Attached is a Word document with the word Test in it having the "e" accented. It is the file I have been testing Aspose.Words.Document.Save method with.

Thank you for your help!

Hi

Thanks fro additional information. I can’t reproduce this issue on my side. Please see attached HTML (output).

Best regards.

Yes. That doesn't come as a surprise to me. As I mentioned, I have environments here where I can get it to work too. The problem is that it fails in my production environment.

This is not a report of a Aspose bug, rather it is a request for pre-sales support. No one here is going to find funding for something that doesn't work out the gate (even if that is my problem). I am asking for help.

Have you ever heard of this before? If so, do you know how it was resolved?

Hi

Maybe this is encoding issue. Aspose.Words saves HTML using UTF8 encoding by default. Maybe this article will be useful for you.

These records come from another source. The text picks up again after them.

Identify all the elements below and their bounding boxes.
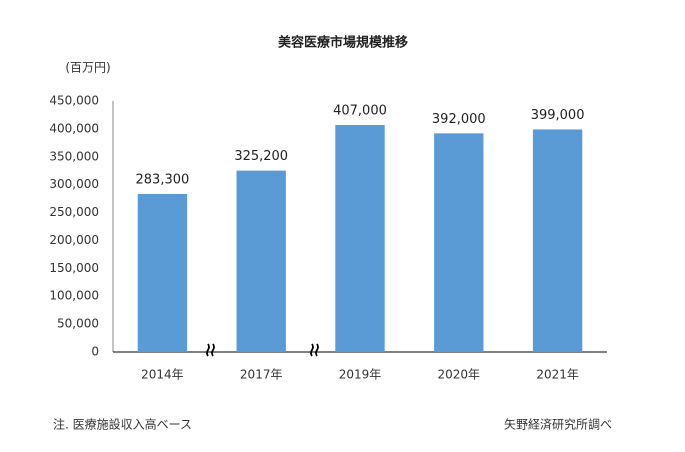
y-tick-label: 150,000 — [49, 261, 99, 275]
bar — [532, 129, 583, 352]
break-stroke — [315, 343, 319, 357]
bar — [434, 133, 484, 352]
bar — [236, 170, 286, 352]
y-tick-label: 350,000 — [49, 149, 99, 163]
x-tick-label: 2021年 — [536, 368, 579, 382]
y-tick-label: 250,000 — [49, 205, 99, 219]
break-stroke — [310, 343, 314, 357]
value-label: 325,200 — [234, 149, 288, 164]
y-tick-label: 100,000 — [49, 289, 99, 303]
chart-title: 美容医療市場規模推移 — [278, 35, 408, 51]
y-tick-label: 200,000 — [49, 233, 99, 247]
x-tick-label: 2014年 — [141, 368, 184, 382]
y-tick-label: 0 — [91, 345, 99, 359]
bar — [335, 124, 385, 353]
break-stroke — [206, 343, 210, 357]
source: 矢野経済研究所調べ — [504, 417, 612, 432]
note: 注. 医療施設収入高ベース — [53, 417, 192, 432]
break-stroke — [211, 343, 215, 357]
y-tick-label: 400,000 — [49, 121, 99, 135]
value-label: 407,000 — [333, 103, 387, 118]
y-unit: (百万円) — [65, 61, 110, 75]
x-tick-label: 2017年 — [240, 368, 283, 382]
y-tick-label: 300,000 — [49, 177, 99, 191]
y-tick-label: 50,000 — [57, 317, 99, 331]
value-label: 283,300 — [136, 172, 190, 187]
bar — [137, 193, 188, 352]
x-tick-label: 2020年 — [438, 368, 481, 382]
x-tick-label: 2019年 — [339, 368, 382, 382]
axis-break — [206, 343, 319, 357]
value-label: 399,000 — [531, 108, 585, 123]
value-label: 392,000 — [432, 112, 486, 127]
y-tick-label: 450,000 — [49, 94, 99, 108]
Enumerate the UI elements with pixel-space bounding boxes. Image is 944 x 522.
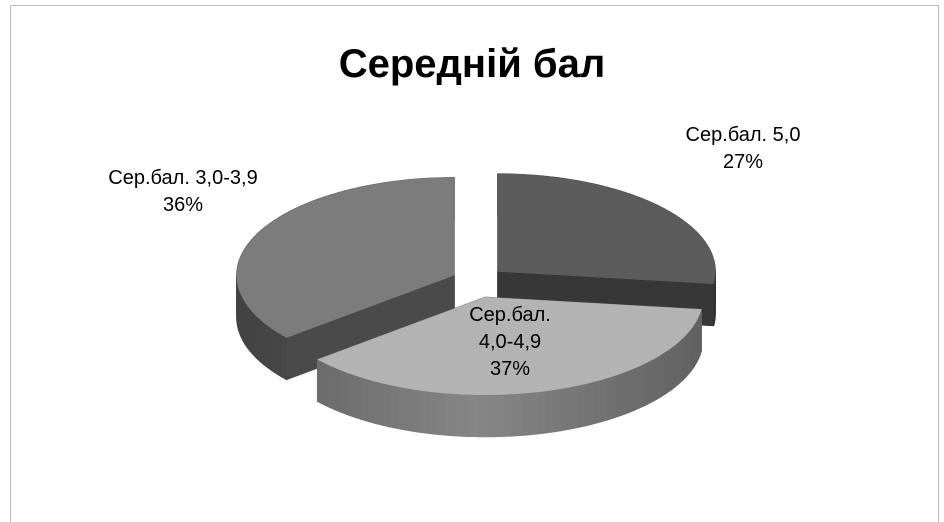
slice-side xyxy=(487,394,497,438)
slice-side xyxy=(569,385,578,430)
slice-side xyxy=(633,365,640,412)
slice-side xyxy=(367,379,376,424)
slice-side xyxy=(504,393,514,437)
slice-side xyxy=(599,377,608,423)
slice-side xyxy=(271,328,277,375)
slice-side xyxy=(244,301,248,349)
chart-title: Середній бал xyxy=(338,42,606,86)
slice-side xyxy=(334,367,342,413)
slice-side xyxy=(620,370,628,417)
slice-side xyxy=(328,364,335,411)
slice-side xyxy=(686,330,690,378)
chart-frame xyxy=(10,5,939,522)
slice-side xyxy=(346,372,355,418)
slice-side xyxy=(529,391,539,436)
slice-side xyxy=(537,390,547,435)
slice-side xyxy=(713,281,715,327)
slice-top xyxy=(317,296,702,395)
slice-side xyxy=(689,326,693,375)
slice-side xyxy=(584,381,593,427)
label-value: 27% xyxy=(722,151,764,173)
slice-side xyxy=(462,394,472,438)
slice-side xyxy=(389,384,398,430)
slice-side xyxy=(661,351,667,398)
slice-side xyxy=(246,304,251,353)
slice-side xyxy=(340,369,348,416)
slice-side xyxy=(281,334,287,381)
slice-side xyxy=(645,360,652,406)
slice-side xyxy=(316,358,324,405)
slice-side xyxy=(626,368,634,414)
slice-side xyxy=(545,389,555,434)
slice-side xyxy=(639,362,646,409)
label-category: Сер.бал. 4,0-4,9 xyxy=(469,304,551,353)
slice-side xyxy=(553,388,563,433)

http://aspnetresources.com/blog/unicode_in_vsnet.aspx

Best regards.

Thanks for that Alexey. The web.config:globalization:fileEncoding is already set to UTF-8 – that will not resolve it but I bet it is going to be something like that. I will keep looking. If you see anything else, I appreciate it if you pass it along.

Thanks for your help Alexey.

This is now resolved. I am embarassed ... I had not disengaged the Word automation conversion when I set things up to test Aspose on the production server. Aspose did the job ... Word automation overwrote that with its own faulty result.

I knew it was going to be my problem. But ... I didn't know it would be so lame. I apologize.